The heart rate monitors used by Interactive Health Technologies are analogous to the studies that the Gates Foundation has been funding to be able to "detect how they responded on an a subconscious level to each minute of each lesson. The results suggested the sensors could be useful for teachers, foundation spokeswoman Deborah Robinson said. (Emphasis added)"

A biometric bracelet named ''Q Sensor'' is shown in this undated image released to Reuters on June 13, 2012. According to the manufacturer's website, the sensor measures ''emotional arousal in real-world.'' The Bill & Melinda Gates Foundation, which has poured more than $4 billion into efforts to transform public education in the U.S., is pushing to develop an ''engagement pedometer.'' Biometric devices wrapped around the wrists of students would identify which classroom moments excite and interest them -- and which fall flat. The foundation has given $1.4 million in grants to several university researchers to begin testing the devices in middle-school classrooms this fall. REUTERS/Affectiva/Handout

These are the same type of sensors pictured from the now infamous US DOE report on Grit, Tenacity, and Perseverance that became so controversial, it was removed from the website, but is available HERE.


The CEO of Knewton arrogantly dismisses the concerns of parents and privacy advocates:
When parents protest that they don't want their children data-mined, Ferreira wishes he could ask them why: Is it simply that they don't want a for-profit company to map their kids' minds? If not, why not? "They'd rather the NSA have it?" he asked. "What, you trust the government?"...

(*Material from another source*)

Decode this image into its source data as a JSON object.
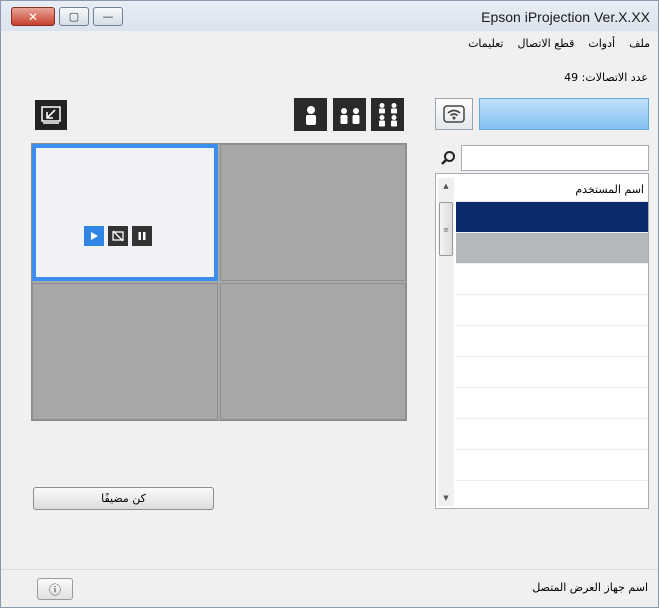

...He once described education as "the world's most data-mineable industry, by far" -- and he has raised $105 million from investors who share that vision. By next year, he expects to be mapping the minds of 10 million students. If he can identify who among them will struggle with fractions next Thursday, he can also recommend resources to help them before they hit that wall.
Ferreira has a tough time understanding how anyone could object to data mining when it has such power.
"It just helps children," Ferreira said. "That's all it does." (Emphasis added).

His attitude is reminiscent of the chief of the National Center for Education Statistics, Jack Buckley, who basically believes that the data belongs to the feds because of funds received.
He spoke of the "rights of our students & their families to keep their data confidential & secret as appropriate, but also to balance the needs that we have for the massive investment in education, of understanding its returns, of understanding how the system is working, how do we improve it, with the ultimate goal always of improving the educational outcomes of our citizens..."

At the federal level, FERPA needs to be revamped to prevent the loopholes that are now occurring i the regulations about what data is allowed to corporations and the government without consent, but there also needs to be a very strong prohibition on psychological data gathering and the PPRA that prohibits this needs to apply to curriculum and assessments as well as surveys.

At the state level, there needs to be a fundamental  shift away from relying on FERPA and a prohibition on all psychosocial assessment and data gathering.  As well intentioned as the prohibitions on individual data elements like biometric data may have been in the bill that passed in Florida last year, if ten million elements are being gathered on every child, that will be like trying to bail out the ocean with a teaspoon.  Our legislators will have to decide whether to support the privacy interests of our children or the financial interests of corporations.